Me sentí como imagino que lo hará un pájaro embobado cuando ve por primera vez los ojos de una serpiente; me era imposible hablar o moverme y, durante un instante, me quedé sentada mirándolo, como si fuera un fantasma.
La manera en que se acercó sin hacer ruido me asustó, y fui consciente del
nervioso convencimiento de que nunca más volvería a estar a solas. Era evidente que él me había seguido, pues no mostró sorpresa al verme, y ciertas sospechas sobre mi propósito lo habían llevado hasta ese desacostumbrado lugar a una hora tan
intempestiva. En cuanto me moví, su mirada se cruzó con la mía; la sonrisa que siempre me provocaba como un insulto se dibujó en su cara, y el tono de su voz reveló que intuía alguna maldad y que estaba alerta.
-Buenos días... Llueve... y se olvidó usted el paraguas, así que vine a traerle uno.

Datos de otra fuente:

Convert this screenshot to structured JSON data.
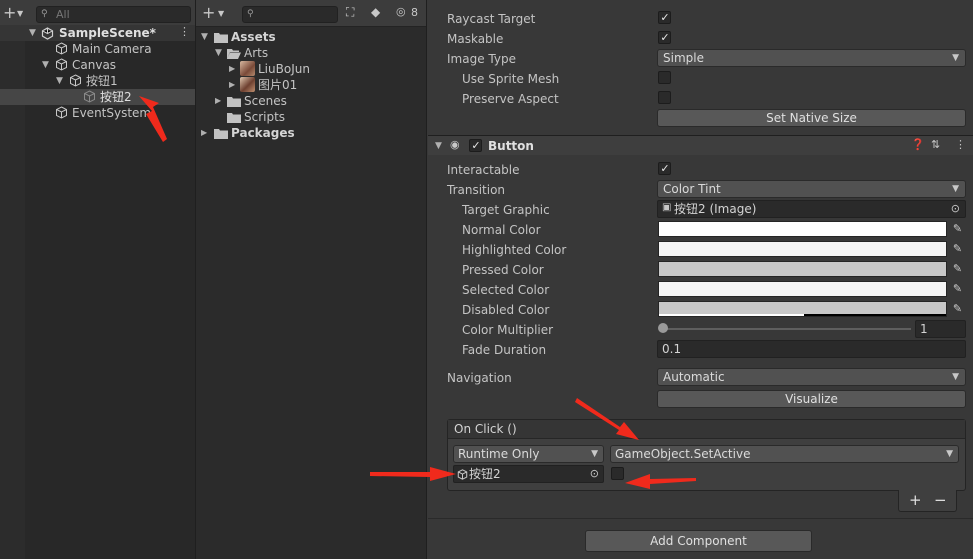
{
  "hierarchy": {
    "search_placeholder": "All",
    "scene": "SampleScene*",
    "items": [
      "Main Camera",
      "Canvas",
      "按钮1",
      "按钮2",
      "EventSystem"
    ]
  },
  "project": {
    "badge": "8",
    "items": [
      "Assets",
      "Arts",
      "LiuBoJun",
      "图片01",
      "Scenes",
      "Scripts",
      "Packages"
    ]
  },
  "image_component": {
    "raycast_target": "Raycast Target",
    "maskable": "Maskable",
    "image_type_label": "Image Type",
    "image_type_value": "Simple",
    "use_sprite_mesh": "Use Sprite Mesh",
    "preserve_aspect": "Preserve Aspect",
    "set_native_size": "Set Native Size"
  },
  "button_component": {
    "title": "Button",
    "interactable": "Interactable",
    "transition_label": "Transition",
    "transition_value": "Color Tint",
    "target_graphic_label": "Target Graphic",
    "target_graphic_value": "按钮2 (Image)",
    "normal_color": "Normal Color",
    "highlighted_color": "Highlighted Color",
    "pressed_color": "Pressed Color",
    "selected_color": "Selected Color",
    "disabled_color": "Disabled Color",
    "color_multiplier_label": "Color Multiplier",
    "color_multiplier_value": "1",
    "color_multiplier_fraction": 0,
    "fade_duration_label": "Fade Duration",
    "fade_duration_value": "0.1",
    "navigation_label": "Navigation",
    "navigation_value": "Automatic",
    "visualize": "Visualize",
    "onclick_title": "On Click ()",
    "runtime_value": "Runtime Only",
    "function_value": "GameObject.SetActive",
    "object_value": "按钮2",
    "plus": "+",
    "minus": "−"
  },
  "add_component": "Add Component",
  "colors": {
    "normal": "#ffffff",
    "highlighted": "#f5f5f5",
    "pressed": "#c8c8c8",
    "selected": "#f5f5f5",
    "disabled": "#c8c8c8",
    "annotation_arrow": "#f02a1c"
  }
}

La aparición de Carrol me hizo recuperar la compostura y, dándole la espalda a Steele, metí la carta de Elinor hábilmente en el manguito mientras me levantaba para ofrecerle la de Amy a su somnoliento novio. Con un gesto de cabeza, una graciosa inclinación hacia mí y un asombro ante mi aparición que podía leerse en su cara,
Carrol leyó la nota, la dejó en la mesa y, con una expresión de lo menos afectuosa, dijo:
-Ha sido cruel por parte de Amy hacerla venir a estas horas y levantarme a mí solo para comunicarme que menganita no podrá ser dama de honor. Ella requiere una
respuesta, de modo que dígale, señorita Snow, que yo no tengo ninguna, y que le ruego que me deje en paz y así poder prepararme para mi condena... Perdón, quiero decir, mi gozo.

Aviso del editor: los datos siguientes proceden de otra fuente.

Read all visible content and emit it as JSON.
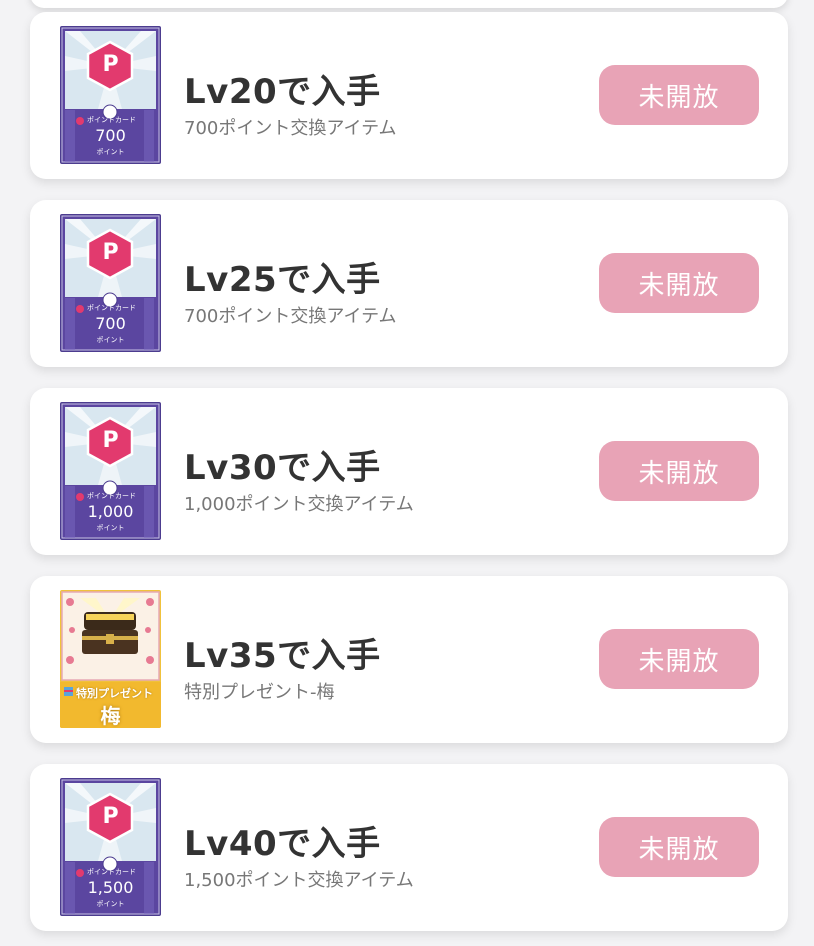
{
  "items": [
    {
      "title": "Lv20で入手",
      "subtitle": "700ポイント交換アイテム",
      "status": "未開放",
      "card_kind": "point",
      "card_label": "ポイントカード",
      "card_amount": "700",
      "card_unit": "ポイント",
      "badge_letter": "P"
    },
    {
      "title": "Lv25で入手",
      "subtitle": "700ポイント交換アイテム",
      "status": "未開放",
      "card_kind": "point",
      "card_label": "ポイントカード",
      "card_amount": "700",
      "card_unit": "ポイント",
      "badge_letter": "P"
    },
    {
      "title": "Lv30で入手",
      "subtitle": "1,000ポイント交換アイテム",
      "status": "未開放",
      "card_kind": "point",
      "card_label": "ポイントカード",
      "card_amount": "1,000",
      "card_unit": "ポイント",
      "badge_letter": "P"
    },
    {
      "title": "Lv35で入手",
      "subtitle": "特別プレゼント-梅",
      "status": "未開放",
      "card_kind": "present",
      "card_label": "特別プレゼント",
      "card_amount": "梅"
    },
    {
      "title": "Lv40で入手",
      "subtitle": "1,500ポイント交換アイテム",
      "status": "未開放",
      "card_kind": "point",
      "card_label": "ポイントカード",
      "card_amount": "1,500",
      "card_unit": "ポイント",
      "badge_letter": "P"
    }
  ],
  "colors": {
    "status_button": "#e8a3b6",
    "title": "#333333",
    "subtitle": "#777777",
    "card_purple": "#5b46a0",
    "badge_pink": "#e23a6e",
    "present_gold": "#f0c23c"
  }
}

Mientras él hablaba, yo había alcanzado la puerta con la esperanza de poder entregarle la nota en la entrada, pero Steele llegó allí antes que yo, y no me quedó otra cosa que hacer que declinar la insistente invitación de Carrol a que me sentara y descansara, e irme a casa con mi indeseada escolta tras de mí. Estaba enfadadísima,
pero mi ira, al igual que la suya, era del tipo silencioso e inexpresivo, así que me conformé con rechazar en silencio tanto el paraguas como su brazo y alejarme deprisa, bajo la lluvia, con el rostro tranquilo, pero el espíritu iracundo. Él seguía detrás, con la mirada fija en el manguito, ya que, evidentemente, había visto ambas
notas y reconocido la letra de Elinor, y estaba decidido a descubrir su contenido. Yo estaba igualmente decidida a decepcionarlo y, no sabiendo cuál sería su siguiente
movimiento, hice pedazos la nota mientras caminaba, con la intención de deshacerme de los fragmentos a la primera oportunidad. Esta no tardó en llegar. Me había desabrochado la capa al sentarme y, con el frenesí, había olvidado abrocharla de nuevo; al llegar a una esquina de la calle, una fuerte racha de viento la levantó de mis
hombros. Resultaba imposible abrocharla con una sola mano. Steele lo vio y, con su voz más cortes, pero sin poder evitar cierto entusiasmo, dijo:
-Deje que le sujete el manguito, señorita Snow.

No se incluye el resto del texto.